Columna publicada el 21.12.19 en La Tercera.

Cuando se lee “El Federalista” (obra clásica de la teoría política de Alexander Hamilton, James Madison y John Jay, N. del E.) llama la atención lo cuidadoso y, a veces, alambicado del lenguaje. Al explorar las razones de ello, uno se topa con que los revolucionarios estadounidenses consideraban los buenos modales y la moderación en el trato como una manifestación de la igual dignidad de quienes participaban de la interacción. Lo opuesto a ese trato, pensaban, era el lenguaje agresivo y sarcástico, que asociaban con el absolutismo y la monarquía: la forma en que un rey absoluto trataba a un súbdito.

En otras palabras, el buen trato era considerado una expresión de libertad.

En el caso de Chile, en cambio, históricamente hemos tendido a pensar que la libertad se expresa de una manera opuesta: como un desenfreno de la expresión y un descontrol de la agresión.
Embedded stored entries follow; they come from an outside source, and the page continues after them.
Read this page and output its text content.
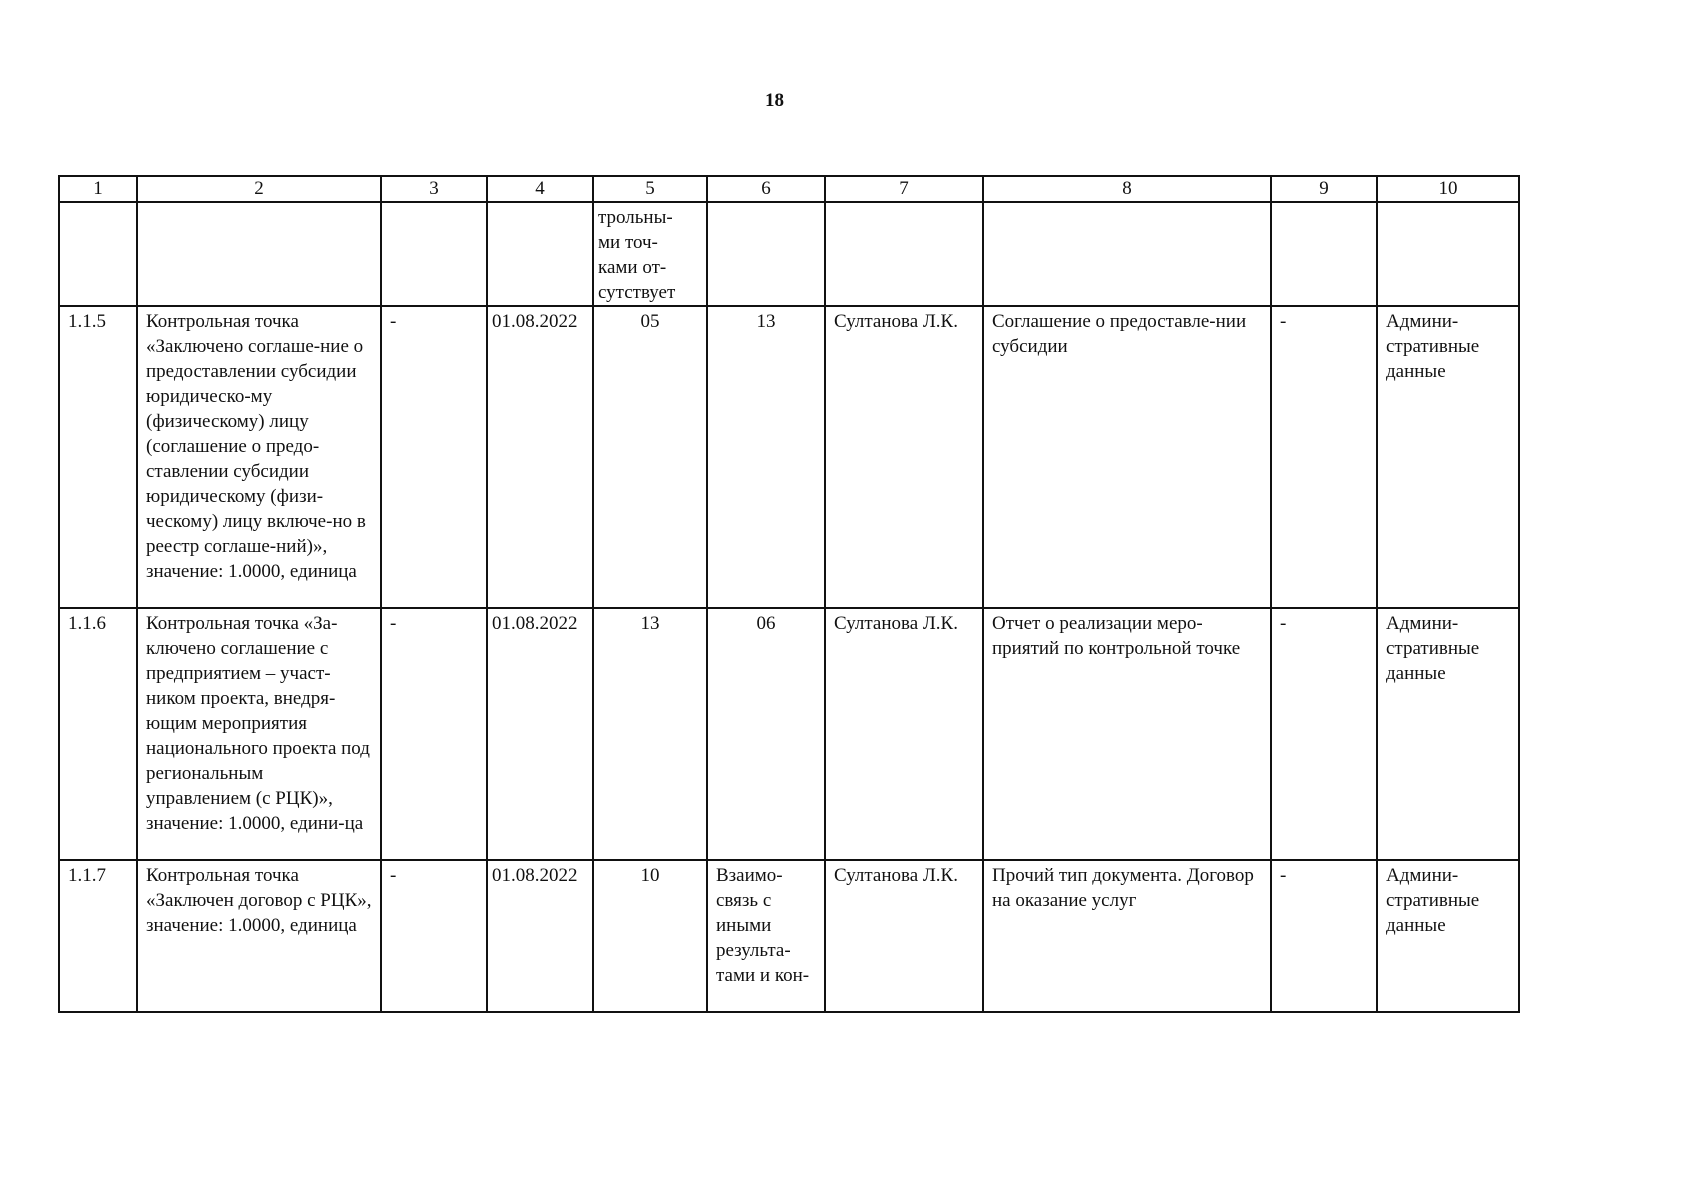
18
1	2	3	4	5	6	7	8	9	10
				трольны-
ми точ-
ками от-
сутствует					
1.1.5	Контрольная точка «Заключено соглаше-ние о предоставлении субсидии юридическо-му (физическому) лицу (соглашение о предо-ставлении субсидии юридическому (физи-ческому) лицу включе-но в реестр соглаше-ний)», значение: 1.0000, единица	-	01.08.2022	05	13	Султанова Л.К.	Соглашение о предоставле-нии субсидии	-	Админи-стративные данные
1.1.6	Контрольная точка «За-ключено соглашение с предприятием – участ-ником проекта, внедря-ющим мероприятия национального проекта под региональным управлением (с РЦК)», значение: 1.0000, едини-ца	-	01.08.2022	13	06	Султанова Л.К.	Отчет о реализации меро-приятий по контрольной точке	-	Админи-стративные данные
1.1.7	Контрольная точка «Заключен договор с РЦК», значение: 1.0000, единица	-	01.08.2022	10	Взаимо-связь с иными результа-тами и кон-	Султанова Л.К.	Прочий тип документа. Договор на оказание услуг	-	Админи-стративные данные
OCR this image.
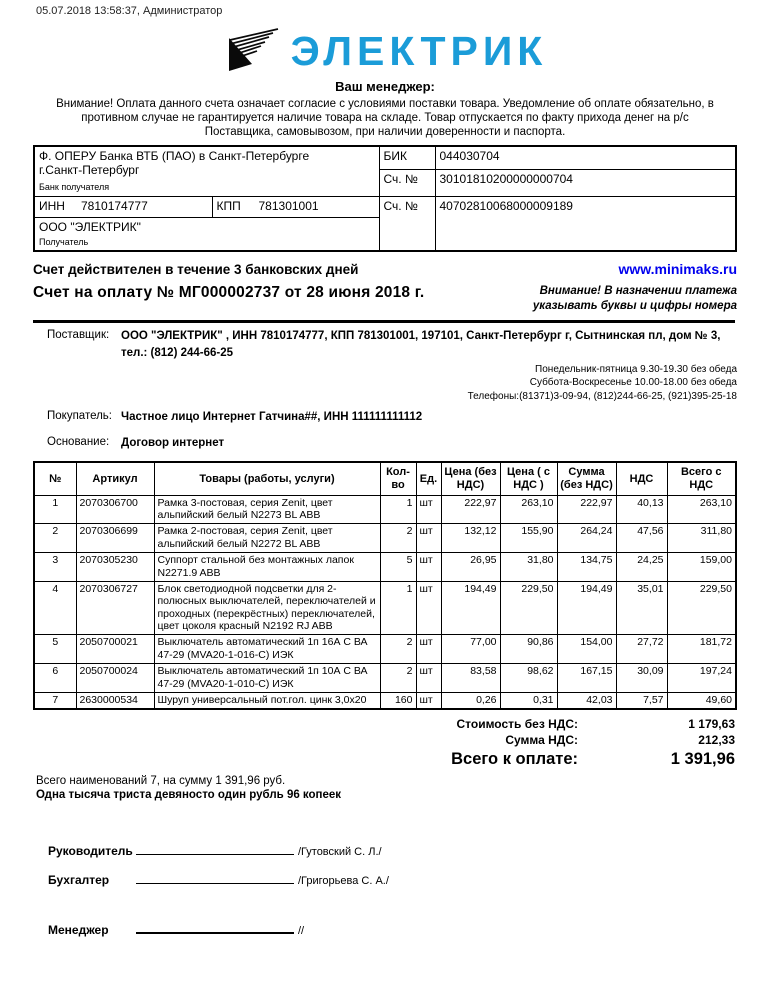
05.07.2018 13:58:37, Администратор
ЭЛЕКТРИК
Ваш менеджер:
Внимание! Оплата данного счета означает согласие с условиями поставки товара. Уведомление об оплате обязательно, в противном случае не гарантируется наличие товара на складе. Товар отпускается по факту прихода денег на р/с Поставщика, самовывозом, при наличии доверенности и паспорта.
Ф. ОПЕРУ Банка ВТБ (ПАО) в Санкт-Петербурге
г.Санкт-Петербург
Банк получателя		БИК	044030704
		Сч. №	30101810200000000704
ИНН 7810174777	КПП 781301001	Сч. №	40702810068000009189

ООО "ЭЛЕКТРИК"
Получатель			
Счет действителен в течение 3 банковских дней	www.minimaks.ru
Счет на оплату № МГ000002737 от 28 июня 2018 г.	Внимание! В назначении платежа
указывать буквы и цифры номера
Поставщик:	ООО "ЭЛЕКТРИК" , ИНН 7810174777, КПП 781301001, 197101, Санкт-Петербург г, Сытнинская пл, дом № 3, тел.: (812) 244-66-25
Понедельник-пятница 9.30-19.30 без обеда
Суббота-Воскресенье 10.00-18.00 без обеда
Телефоны:(81371)3-09-94, (812)244-66-25, (921)395-25-18
Покупатель: Частное лицо Интернет Гатчина##, ИНН 111111111112
Основание:	Договор интернет
№	Артикул	Товары (работы, услуги)	Кол-во	Ед.	Цена (без НДС)	Цена ( с НДС )	Сумма (без НДС)	НДС	Всего с НДС
1	2070306700	Рамка 3-постовая, серия Zenit, цвет альпийский белый N2273 BL ABB	1	шт	222,97	263,10	222,97	40,13	263,10
2	2070306699	Рамка 2-постовая, серия Zenit, цвет альпийский белый N2272 BL ABB	2	шт	132,12	155,90	264,24	47,56	311,80
3	2070305230	Суппорт стальной без монтажных лапок N2271.9 ABB	5	шт	26,95	31,80	134,75	24,25	159,00
4	2070306727	Блок светодиодной подсветки для 2-полюсных выключателей, переключателей и проходных (перекрёстных) переключателей, цвет цоколя красный N2192 RJ ABB	1	шт	194,49	229,50	194,49	35,01	229,50
5	2050700021	Выключатель автоматический 1п 16А С ВА 47-29 (MVA20-1-016-C) ИЭК	2	шт	77,00	90,86	154,00	27,72	181,72
6	2050700024	Выключатель автоматический 1п 10А С ВА 47-29 (MVA20-1-010-C) ИЭК	2	шт	83,58	98,62	167,15	30,09	197,24
7	2630000534	Шуруп универсальный пот.гол. цинк 3,0х20	160	шт	0,26	0,31	42,03	7,57	49,60
Стоимость без НДС:	1 179,63
Сумма НДС:	212,33
Всего к оплате:	1 391,96
Всего наименований 7, на сумму 1 391,96 руб.
Одна тысяча триста девяносто один рубль 96 копеек
Руководитель	/Гутовский С. Л./
Бухгалтер	/Григорьева С. А./
Менеджер	//
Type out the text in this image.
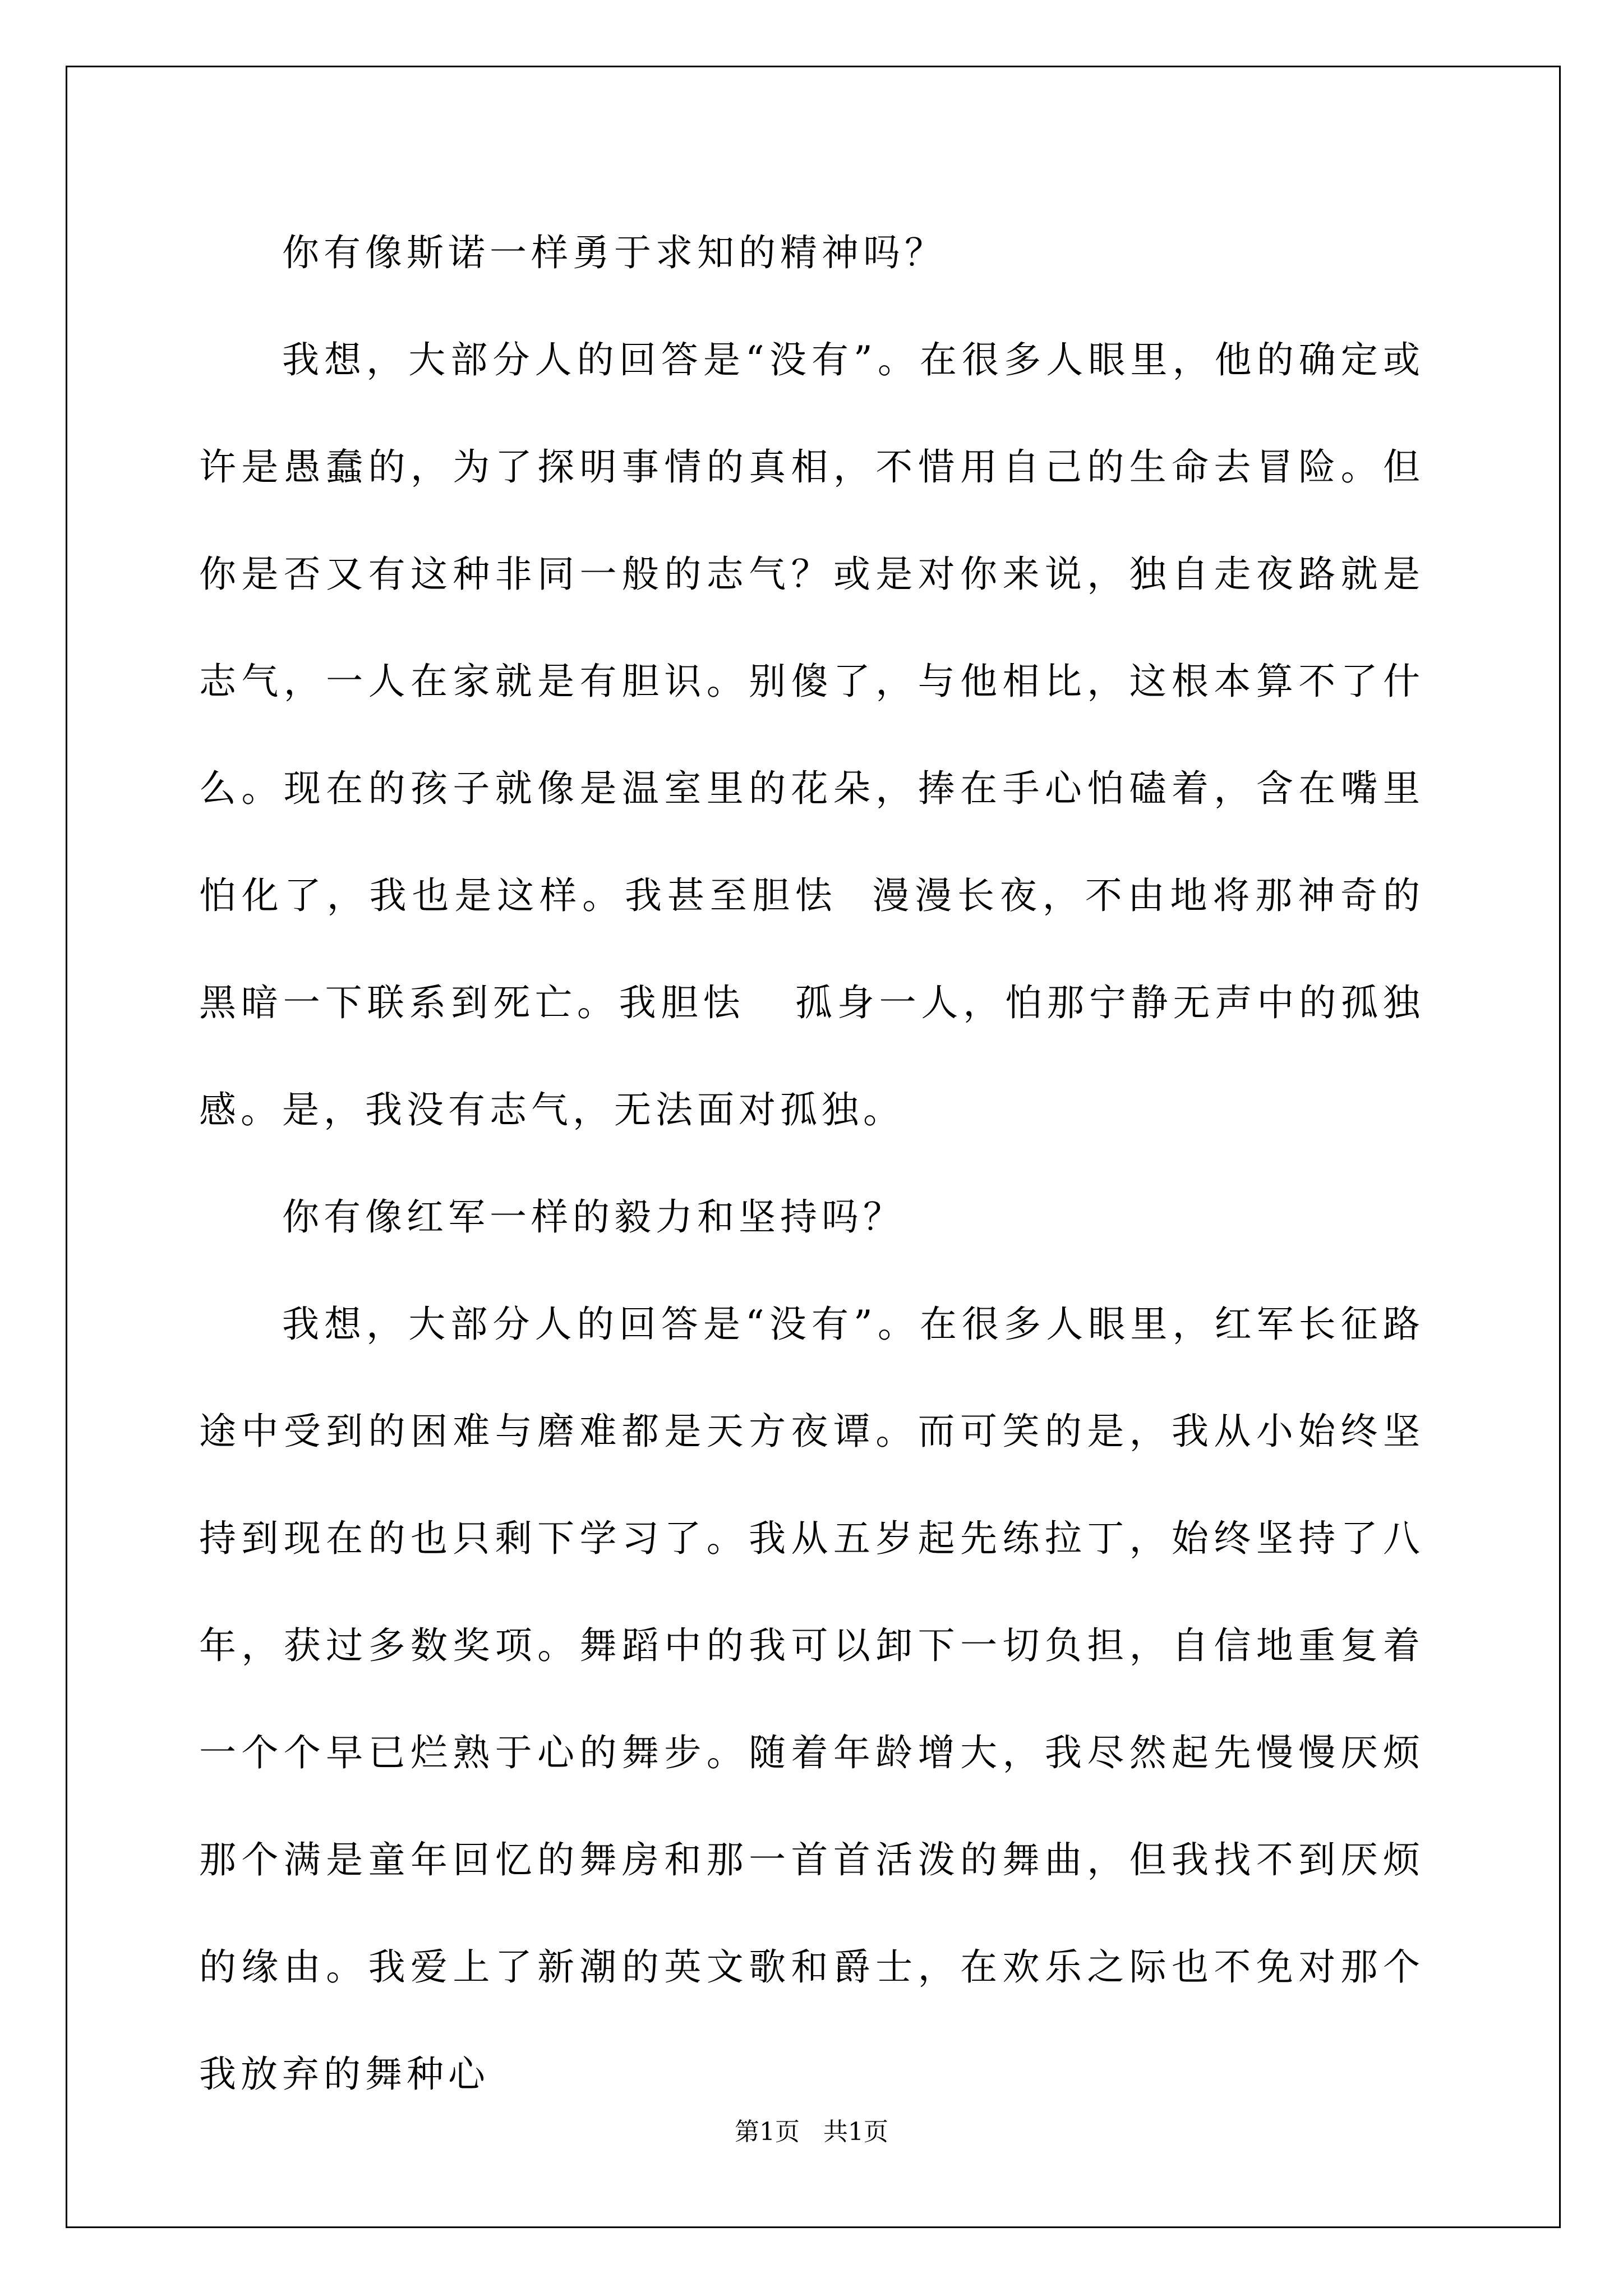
你有像斯诺一样勇于求知的精神吗？

我想，大部分人的回答是“没有”。在很多人眼里，他的确定或许是愚蠢的，为了探明事情的真相，不惜用自己的生命去冒险。但你是否又有这种非同一般的志气？或是对你来说，独自走夜路就是志气，一人在家就是有胆识。别傻了，与他相比，这根本算不了什么。现在的孩子就像是温室里的花朵，捧在手心怕磕着，含在嘴里怕化了，我也是这样。我甚至胆怯  漫漫长夜，不由地将那神奇的黑暗一下联系到死亡。我胆怯   孤身一人，怕那宁静无声中的孤独感。是，我没有志气，无法面对孤独。

你有像红军一样的毅力和坚持吗？

我想，大部分人的回答是“没有”。在很多人眼里，红军长征路途中受到的困难与磨难都是天方夜谭。而可笑的是，我从小始终坚持到现在的也只剩下学习了。我从五岁起先练拉丁，始终坚持了八年，获过多数奖项。舞蹈中的我可以卸下一切负担，自信地重复着一个个早已烂熟于心的舞步。随着年龄增大，我尽然起先慢慢厌烦那个满是童年回忆的舞房和那一首首活泼的舞曲，但我找不到厌烦的缘由。我爱上了新潮的英文歌和爵士，在欢乐之际也不免对那个我放弃的舞种心

第1页   共1页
Asumimos, dada nuestra organización clasista y autoritaria, que lo que se expresa cuando somos brutos es nuestro “verdadero yo”, liberado de las formas impuestas que se nos ocurren hipócritas y artificiales. No pocas veces asociamos violencia y verdad, como si los modos pacíficos fueran meras máscaras.

Esta tendencia ha sido puesta en tensión por el desarrollo del Chile de clase media y espíritu democrático que comienza a buscar plasmarse con mayor nitidez en las instituciones sociales y políticas. Cualquiera que circule en el espacio público durante estos días puede apreciar que el buen trato lucha por abrirse camino entre nosotros, al mismo tiempo que muchos se han sentido autorizados, en razón del estallido social, a ejercer el maltrato y el abuso como forma de venganza y declaración de libertad.

Esta tensión se siente también en el plano de la política. Nuestros representantes dudan de si el nuevo espíritu democrático exige de ellos un trato agresivo y desdeñoso, o bien una actitud templada y respetuosa. El ambiente construido en torno al acuerdo por la paz contrasta fuertemente con el show destemplado y excesivo de los últimos días.

Mucho se juega en esta disyuntiva. El avance decidido de nuestro país hacia el horizonte de dignidad planteado por el estallido social demanda, además de reformas institucionales, un cambio en la forma en que nos tratamos. El vínculo interpersonal, después de todo, ha sido sistemáticamente señalado en las investigaciones como uno de los espacios donde más se resiente la humillación y el desprecio.

Nuestros representantes políticos, enfrentados a un debate tan importante como el constitucional, deberían tomar esto en cuenta. El espectáculo barato de descalificaciones, puestas en escena y pachotadas en el que comienzan a caer es contrario al espíritu de los anhelos populares que pretenden conducir y convocar. Es imposible que la nueva etapa democrática de Chile sea fundada o reflejada por dinámicas comunicacionales propias de “Morandé con compañía” o de alguno de nuestros nefastos programas de farándula.

Además, no sirve de nada reclamar una mayor presencia de las mujeres -y de lo femenino- en el espacio público si es que se hace por medios y con fines simplemente fálicos: control, dominación, poder.

Sólo un trato y un tono acorde al horizonte de vida común que comienza a perfilarse puede prevenir que el periodo de reformas y cambios en que nos vamos internando termine siendo una gran contradicción performativa. Un gran abuso en nombre de la dignidad.